A previously healthy 35-year-old man presented with a 2-month history of intermittent gross hematuria, dysuria, and a 2 kg weight loss. Two weeks before admission to our hospital, he was treated with empirical antibiotics for cystitis at a local urology clinic without improvement in symptoms. An enhanced abdominal computed tomography (CT) scan performed 10 d prior was highly suggestive of multiorgan TB involvement, including the kidneys, intestines, and lymph nodes (
Fig. 1A-C). Upon admission, the patient was alert, with a temperature of 36.2℃, blood pressure of 116/75 mmHg, and a pulse rate of 70 beats/min. Physical examination revealed tenderness in the lower right quadrant of the abdomen.
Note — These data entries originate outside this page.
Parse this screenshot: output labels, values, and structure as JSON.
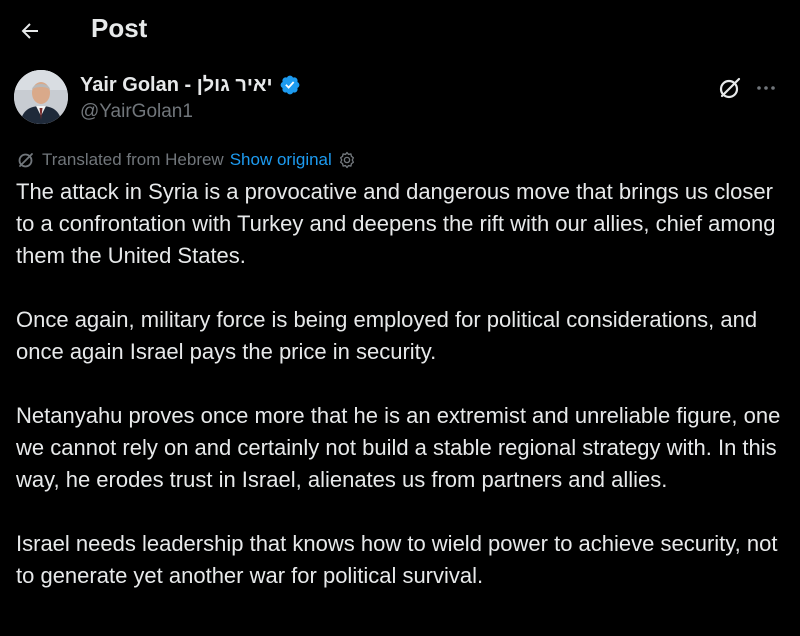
{
  "header": {
    "title": "Post",
    "back_icon": "arrow-left-icon"
  },
  "author": {
    "display_name": "Yair Golan - יאיר גולן",
    "handle": "@YairGolan1",
    "verified_color": "#1d9bf0",
    "icons": [
      "verified-badge-icon",
      "grok-icon",
      "more-icon"
    ]
  },
  "translation": {
    "label": "Translated from Hebrew",
    "show_original": "Show original",
    "icons": [
      "translate-icon",
      "gear-icon"
    ]
  },
  "post": {
    "paragraphs": [
      "The attack in Syria is a provocative and dangerous move that brings us closer to a confrontation with Turkey and deepens the rift with our allies, chief among them the United States.",
      "Once again, military force is being employed for political considerations, and once again Israel pays the price in security.",
      "Netanyahu proves once more that he is an extremist and unreliable figure, one we cannot rely on and certainly not build a stable regional strategy with. In this way, he erodes trust in Israel, alienates us from partners and allies.",
      "Israel needs leadership that knows how to wield power to achieve security, not to generate yet another war for political survival."
    ]
  },
  "colors": {
    "background": "#000000",
    "text": "#e7e9ea",
    "secondary": "#71767b",
    "accent": "#1d9bf0"
  }
}
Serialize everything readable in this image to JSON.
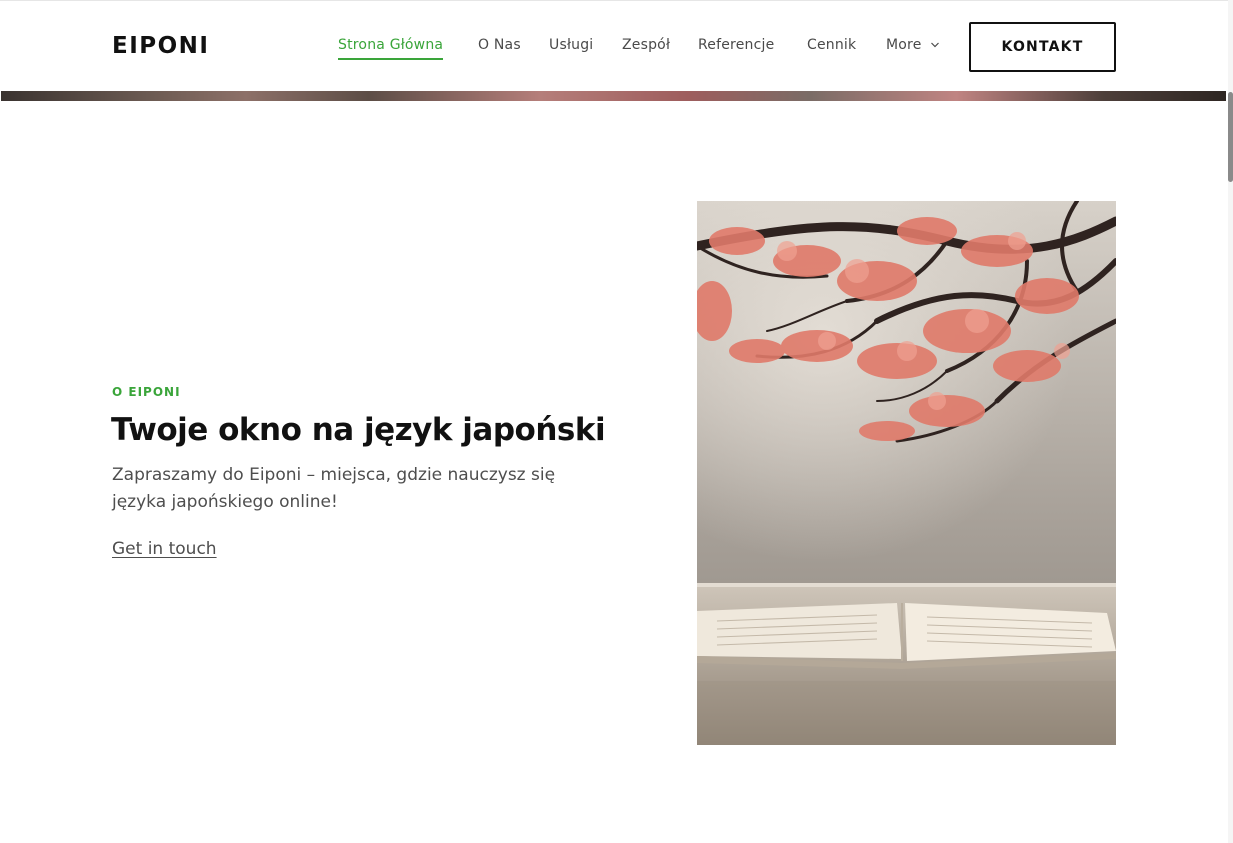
{
  "header": {
    "logo": "EIPONI",
    "nav": [
      {
        "label": "Strona Główna",
        "active": true
      },
      {
        "label": "O Nas"
      },
      {
        "label": "Usługi"
      },
      {
        "label": "Zespół"
      },
      {
        "label": "Referencje"
      },
      {
        "label": "Cennik"
      },
      {
        "label": "More",
        "icon": "chevron-down-icon"
      }
    ],
    "cta": "KONTAKT"
  },
  "hero": {
    "eyebrow": "O EIPONI",
    "title": "Twoje okno na język japoński",
    "text": "Zapraszamy do Eiponi – miejsca, gdzie nauczysz się języka japońskiego online!",
    "link": "Get in touch",
    "image_subject": "cherry blossom branches over an open book on a table"
  },
  "colors": {
    "accent": "#3aa53a",
    "text": "#111111",
    "muted": "#4e4e4e",
    "blossom": "#e07a6a"
  }
}
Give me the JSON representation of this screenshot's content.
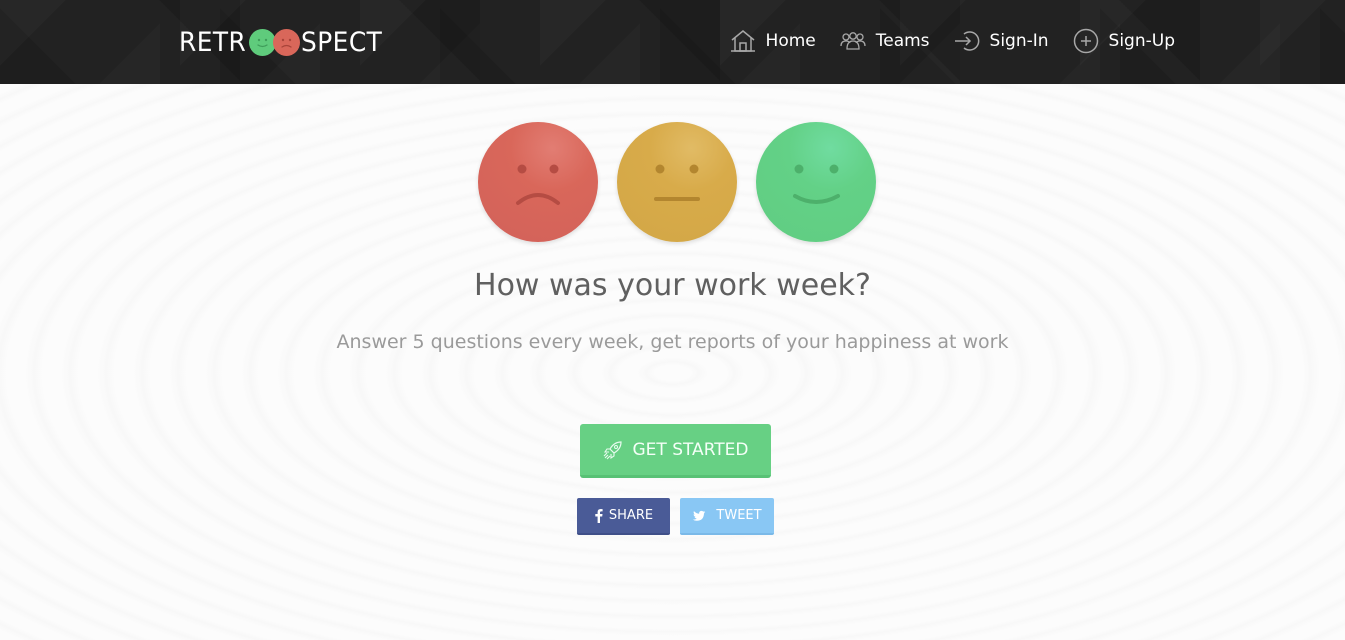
{
  "navbar": {
    "brand": {
      "prefix": "RETR",
      "suffix": "SPECT",
      "face_colors": [
        "#5fcb7c",
        "#d9675a"
      ]
    },
    "items": [
      {
        "label": "Home",
        "icon": "home-icon"
      },
      {
        "label": "Teams",
        "icon": "users-icon"
      },
      {
        "label": "Sign-In",
        "icon": "sign-in-icon"
      },
      {
        "label": "Sign-Up",
        "icon": "plus-circle-icon"
      }
    ]
  },
  "hero": {
    "faces": [
      {
        "mood": "sad",
        "color": "#d9675a"
      },
      {
        "mood": "neutral",
        "color": "#d8ab4a"
      },
      {
        "mood": "happy",
        "color": "#63d187"
      }
    ],
    "headline": "How was your work week?",
    "subline": "Answer 5 questions every week, get reports of your happiness at work",
    "cta": {
      "label": "GET STARTED",
      "icon": "rocket-icon",
      "color": "#67d084"
    },
    "share": [
      {
        "label": "SHARE",
        "icon": "facebook-icon",
        "color": "#4a5b97"
      },
      {
        "label": "TWEET",
        "icon": "twitter-icon",
        "color": "#89c7f4"
      }
    ]
  }
}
Laboratory findings were as follows: white blood cell count, 5,900/μL (normal, 4,000-10,000); C-reactive protein level, 1.7 mg/dL (normal, 0.0-0.3); erythrocyte sedimentation rate, 78 mm/h (normal, 0-20); alkaline phosphatase level, 283 IU/L (normal, 104-338); alanine aminotransferase level, 17 IU/L (normal, 4-44); aspartate aminotransferase level, 14 IU/L (normal, 8-38); and creatinine level, 0.9 mg/dL (normal, 0.8-1.3). Urinalysis revealed microscopic hematuria and pyuria. Chest CT revealed an active pulmonary TB lesion (
Fig. 1D). However, the patient denied any history of TB exposure and did not exhibit any respiratory symptoms. Additionally, he had received the Bacille Calmette-Guerin vaccine during childhood. On the 5th day of hospitalization, urine and blood cultures showed no bacterial growth, but polymerase chain reaction testing for M. tuberculosis and acid-fast bacilli staining on a urine specimen were positive. On the 6th day of admission, colonoscopy revealed active intestinal TB involving the terminal ileum and ileocecal valve (
Fig. 2A). TB-polymerase chain reaction tests of sputum and ileal ulcer tissues obtained via colonoscopy were also positive. Based on these findings, the patient was diagnosed with disseminated TB, and induction therapy with anti-TB drugs (isoniazid, rifampicin, ethambutol, and pyrazinamide) was initiated. Antimicrobial-susceptible
Mycobacterium tuberculosis was identified in urine, sputum, and intestinal tissue a month after discharge. Further laboratory tests showed the following results (
Table 1): HIV antigen/antibody test, negative; testosterone level, 5.46 ng/mL (normal, 5.40-40.00); 25-OH vitamin D level, 25.8 ng/mL (normal, >10); immunoglobulin (Ig) A, 215 mg/dL (normal, 84-438); IgM, 134 mg/dL (normal, 57-288); IgG, 1,275 mg/dL (normal, 680-1,620); CD4+ T-cell count, 278/μL. CD3+ T-cell, CD19 B-cell, and CD16+ CD56 natural killer cell counts were within the normal ranges. The patient received anti-TB medication for 6 months and fully recovered without renal failure during the 1-year follow-up period. However, his CD4+ T-cell count did not improve.